To be honest, the qemu command line became more and more arcane over the years due to the large number of supported features, and is not very stable across major versions.

For example, until a certain point you could start a VM and install DOS/Win9x with

  qemu-system-i386 -m 32 -hda harddisk.img -cdrom cd.iso -fda floppy.img -boot a
if you try to boot it like this now, it will complain that the hard disk has been guessed as "raw":

  WARNING: Image format was not specified for 'harddisk.img' and probing guessed raw.
           Automatically detecting the format is dangerous for raw images, write operations on block 0 will be restricted.
           Specify the 'raw' format explicitly to remove the restrictions.

So the actual incantation to use is

  qemu-system-i386 -m 32 -drive format=raw,file=harddisk.img -cdrom cd.iso -fda floppy.img -boot a 
which is not as easy to remember, supports conflicting mnemonics (-cdrom and -hda vs -drive) and whatnot (for the added benefit of... what? I suppose the average qemu user can figure out that some stuff can be "dangerous". Why not print the warning and continue without bugging me?)... The network options are even more varied, and IIRC not even the official guide was up to date at some point.

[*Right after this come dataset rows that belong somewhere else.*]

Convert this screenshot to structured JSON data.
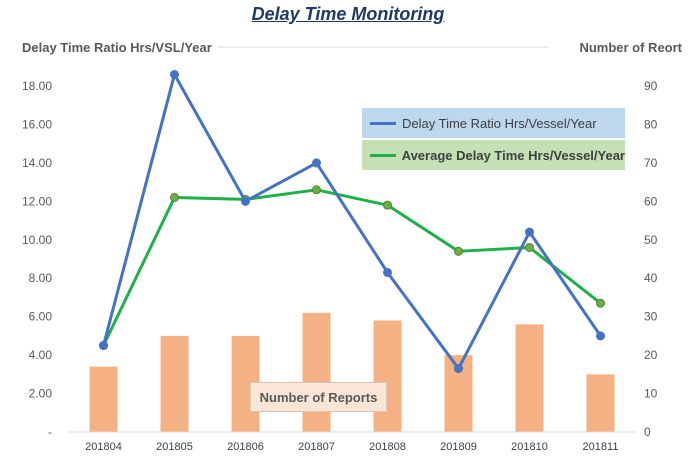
{
  "chart_data": {
    "type": "bar+line",
    "title": "Delay Time Monitoring",
    "categories": [
      "201804",
      "201805",
      "201806",
      "201807",
      "201808",
      "201809",
      "201810",
      "201811"
    ],
    "y_left": {
      "label": "Delay Time Ratio Hrs/VSL/Year",
      "range": [
        0,
        18
      ],
      "ticks": [
        "-",
        "2.00",
        "4.00",
        "6.00",
        "8.00",
        "10.00",
        "12.00",
        "14.00",
        "16.00",
        "18.00"
      ]
    },
    "y_right": {
      "label": "Number of Reort",
      "range": [
        0,
        90
      ],
      "ticks": [
        "0",
        "10",
        "20",
        "30",
        "40",
        "50",
        "60",
        "70",
        "80",
        "90"
      ]
    },
    "series": [
      {
        "name": "Number of Reports",
        "type": "bar",
        "axis": "right",
        "color": "#f4b183",
        "values": [
          17,
          25,
          25,
          31,
          29,
          20,
          28,
          15
        ]
      },
      {
        "name": "Delay Time Ratio Hrs/Vessel/Year",
        "type": "line",
        "axis": "left",
        "color": "#4472c4",
        "values": [
          4.5,
          18.6,
          12.0,
          14.0,
          8.3,
          3.3,
          10.4,
          5.0
        ]
      },
      {
        "name": "Average Delay Time Hrs/Vessel/Year",
        "type": "line",
        "axis": "left",
        "color": "#1eb04b",
        "values": [
          4.5,
          12.2,
          12.1,
          12.6,
          11.8,
          9.4,
          9.6,
          6.7
        ]
      }
    ],
    "legend": {
      "line1_bg": "#bdd7ee",
      "line2_bg": "#c5e0b4"
    },
    "grid": false
  }
}
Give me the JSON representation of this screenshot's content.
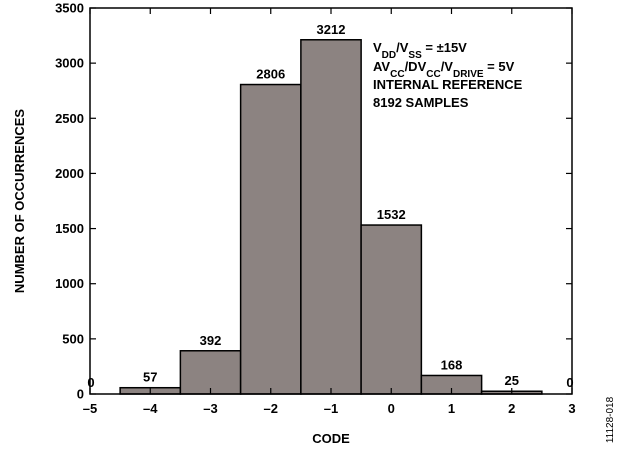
{
  "chart_data": {
    "type": "bar",
    "title": "",
    "xlabel": "CODE",
    "ylabel": "NUMBER OF OCCURRENCES",
    "xlim": [
      -5,
      3
    ],
    "ylim": [
      0,
      3500
    ],
    "xticks": [
      "–5",
      "–4",
      "–3",
      "–2",
      "–1",
      "0",
      "1",
      "2",
      "3"
    ],
    "yticks": [
      "0",
      "500",
      "1000",
      "1500",
      "2000",
      "2500",
      "3000",
      "3500"
    ],
    "categories": [
      -4,
      -3,
      -2,
      -1,
      0,
      1,
      2
    ],
    "values": [
      57,
      392,
      2806,
      3212,
      1532,
      168,
      25
    ],
    "end_labels": {
      "left": "0",
      "right": "0"
    },
    "grid": false,
    "legend": "none",
    "bar_color": "#8c8381",
    "annotation": [
      [
        {
          "t": "V"
        },
        {
          "t": "DD",
          "sub": true
        },
        {
          "t": "/V"
        },
        {
          "t": "SS",
          "sub": true
        },
        {
          "t": " = ±15V"
        }
      ],
      [
        {
          "t": "AV"
        },
        {
          "t": "CC",
          "sub": true
        },
        {
          "t": "/DV"
        },
        {
          "t": "CC",
          "sub": true
        },
        {
          "t": "/V"
        },
        {
          "t": "DRIVE",
          "sub": true
        },
        {
          "t": " = 5V"
        }
      ],
      [
        {
          "t": "INTERNAL REFERENCE"
        }
      ],
      [
        {
          "t": "8192 SAMPLES"
        }
      ]
    ],
    "figure_id": "11128-018"
  }
}
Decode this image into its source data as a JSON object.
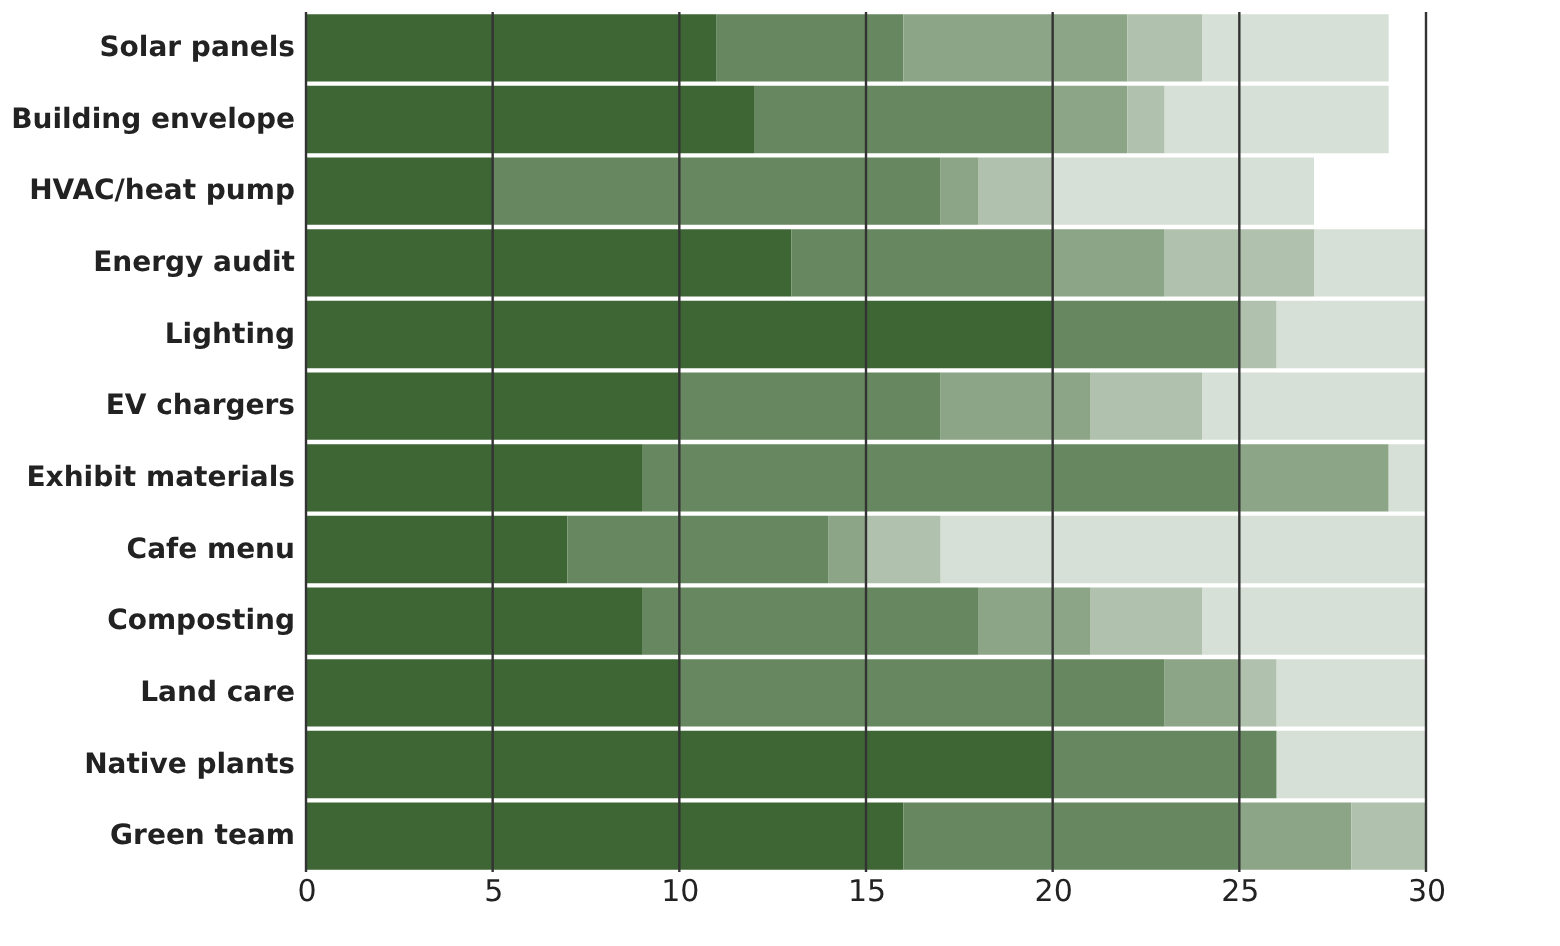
{
  "chart_data": {
    "type": "bar",
    "orientation": "horizontal",
    "stacked": true,
    "categories": [
      "Solar panels",
      "Building envelope",
      "HVAC/heat pump",
      "Energy audit",
      "Lighting",
      "EV chargers",
      "Exhibit materials",
      "Cafe menu",
      "Composting",
      "Land care",
      "Native plants",
      "Green team"
    ],
    "series": [
      {
        "color": "#3d6634",
        "values": [
          11,
          12,
          5,
          13,
          20,
          10,
          9,
          7,
          9,
          10,
          20,
          16
        ]
      },
      {
        "color": "#66875f",
        "values": [
          5,
          8,
          12,
          7,
          5,
          7,
          16,
          7,
          9,
          13,
          6,
          9
        ]
      },
      {
        "color": "#8ca587",
        "values": [
          6,
          2,
          1,
          3,
          0,
          4,
          4,
          1,
          3,
          2,
          0,
          3
        ]
      },
      {
        "color": "#b0c2ad",
        "values": [
          2,
          1,
          2,
          4,
          1,
          3,
          0,
          2,
          3,
          1,
          0,
          2
        ]
      },
      {
        "color": "#d6e0d6",
        "values": [
          5,
          6,
          7,
          3,
          4,
          6,
          1,
          13,
          6,
          4,
          4,
          0
        ]
      }
    ],
    "xlim": [
      0,
      30
    ],
    "xticks": [
      0,
      5,
      10,
      15,
      20,
      25,
      30
    ],
    "grid": "x",
    "legend": false
  }
}
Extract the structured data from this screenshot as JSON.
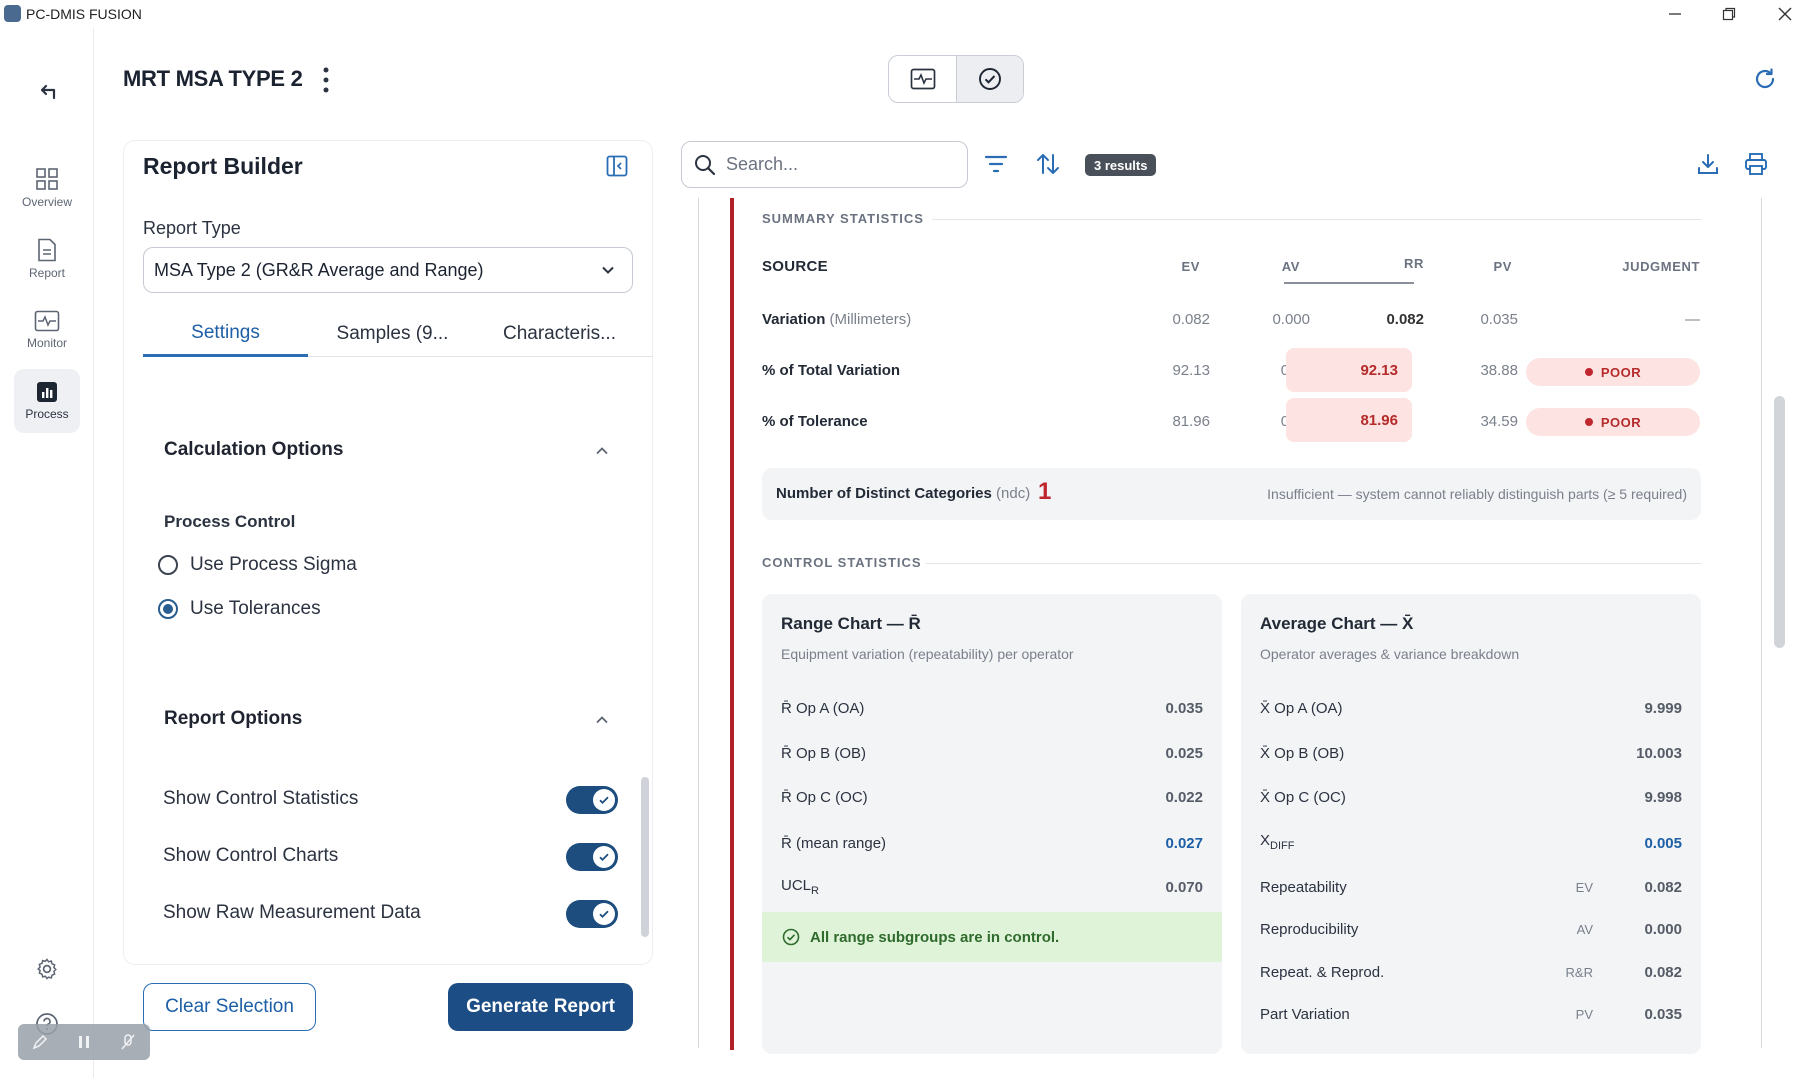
{
  "app": {
    "title": "PC-DMIS FUSION"
  },
  "rail": {
    "items": [
      {
        "label": "Overview",
        "icon": "grid-icon"
      },
      {
        "label": "Report",
        "icon": "document-icon"
      },
      {
        "label": "Monitor",
        "icon": "monitor-icon"
      },
      {
        "label": "Process",
        "icon": "bar-chart-icon",
        "active": true
      }
    ]
  },
  "header": {
    "title": "MRT MSA TYPE 2"
  },
  "panel": {
    "title": "Report Builder",
    "report_type_label": "Report Type",
    "report_type_value": "MSA Type 2 (GR&R Average and Range)",
    "tabs": [
      "Settings",
      "Samples (9...",
      "Characteris..."
    ],
    "calc_title": "Calculation Options",
    "process_control_title": "Process Control",
    "radio_options": [
      {
        "label": "Use Process Sigma",
        "selected": false
      },
      {
        "label": "Use Tolerances",
        "selected": true
      }
    ],
    "report_options_title": "Report Options",
    "toggles": [
      {
        "label": "Show Control Statistics",
        "on": true
      },
      {
        "label": "Show Control Charts",
        "on": true
      },
      {
        "label": "Show Raw Measurement Data",
        "on": true
      }
    ],
    "clear_label": "Clear Selection",
    "generate_label": "Generate Report"
  },
  "toolbar": {
    "search_placeholder": "Search...",
    "results_badge": "3 results"
  },
  "summary": {
    "section_label": "SUMMARY STATISTICS",
    "headers": {
      "source": "SOURCE",
      "ev": "EV",
      "av": "AV",
      "rr": "RR",
      "pv": "PV",
      "judgment": "JUDGMENT"
    },
    "rows": [
      {
        "label": "Variation",
        "unit": "(Millimeters)",
        "ev": "0.082",
        "av": "0.000",
        "rr": "0.082",
        "pv": "0.035",
        "judgment": "—"
      },
      {
        "label": "% of Total Variation",
        "unit": "",
        "ev": "92.13",
        "av": "0.00",
        "rr": "92.13",
        "pv": "38.88",
        "judgment": "POOR"
      },
      {
        "label": "% of Tolerance",
        "unit": "",
        "ev": "81.96",
        "av": "0.00",
        "rr": "81.96",
        "pv": "34.59",
        "judgment": "POOR"
      }
    ],
    "ndc_label": "Number of Distinct Categories",
    "ndc_unit": "(ndc)",
    "ndc_value": "1",
    "ndc_note": "Insufficient — system cannot reliably distinguish parts (≥ 5 required)"
  },
  "control": {
    "section_label": "CONTROL STATISTICS",
    "range_card": {
      "title": "Range Chart — R̄",
      "subtitle": "Equipment variation (repeatability) per operator",
      "rows": [
        {
          "label": "R̄ Op A (OA)",
          "value": "0.035"
        },
        {
          "label": "R̄ Op B (OB)",
          "value": "0.025"
        },
        {
          "label": "R̄ Op C (OC)",
          "value": "0.022"
        },
        {
          "label": "R̄ (mean range)",
          "value": "0.027"
        }
      ],
      "ucl_label": "UCL",
      "ucl_sub": "R",
      "ucl_value": "0.070",
      "in_control": "All range subgroups are in control."
    },
    "average_card": {
      "title": "Average Chart — X̄",
      "subtitle": "Operator averages & variance breakdown",
      "rows": [
        {
          "label": "X̄ Op A (OA)",
          "value": "9.999"
        },
        {
          "label": "X̄ Op B (OB)",
          "value": "10.003"
        },
        {
          "label": "X̄ Op C (OC)",
          "value": "9.998"
        }
      ],
      "xdiff_label": "X",
      "xdiff_sub": "DIFF",
      "xdiff_value": "0.005",
      "breakdown": [
        {
          "label": "Repeatability",
          "tag": "EV",
          "value": "0.082"
        },
        {
          "label": "Reproducibility",
          "tag": "AV",
          "value": "0.000"
        },
        {
          "label": "Repeat. & Reprod.",
          "tag": "R&R",
          "value": "0.082"
        },
        {
          "label": "Part Variation",
          "tag": "PV",
          "value": "0.035"
        }
      ]
    }
  },
  "colors": {
    "accent": "#1c4d84",
    "poor": "#c0262e",
    "ok_bg": "#dff3d8",
    "rail_active": "#eef0f4"
  }
}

I put up with qemu, but when possible I am happy to avoid it.

1 comments

Yeah, there are increasingly more situations where the simple mnemonics no longer work and you now need to use the more advanced uniform syntax for specifying devices. The same is true, IIRC, of specifying sound card hardware: in the past it used to be one argument to enable Soundblaster emulation outputting to the default sound output on the host, now I'm pretty sure it's split in two. The more "advanced" options totally make sense, but dropping or limiting the simpler options feels like a shame given how handy the qemu CLI can be.

That said, while they can be annoying, there haven't been an enormous amount of these changes, which is why I liken it to FFmpeg, I still use the FFmpeg CLI all the time even though the CLI syntax for more advanced filtering has changed over time.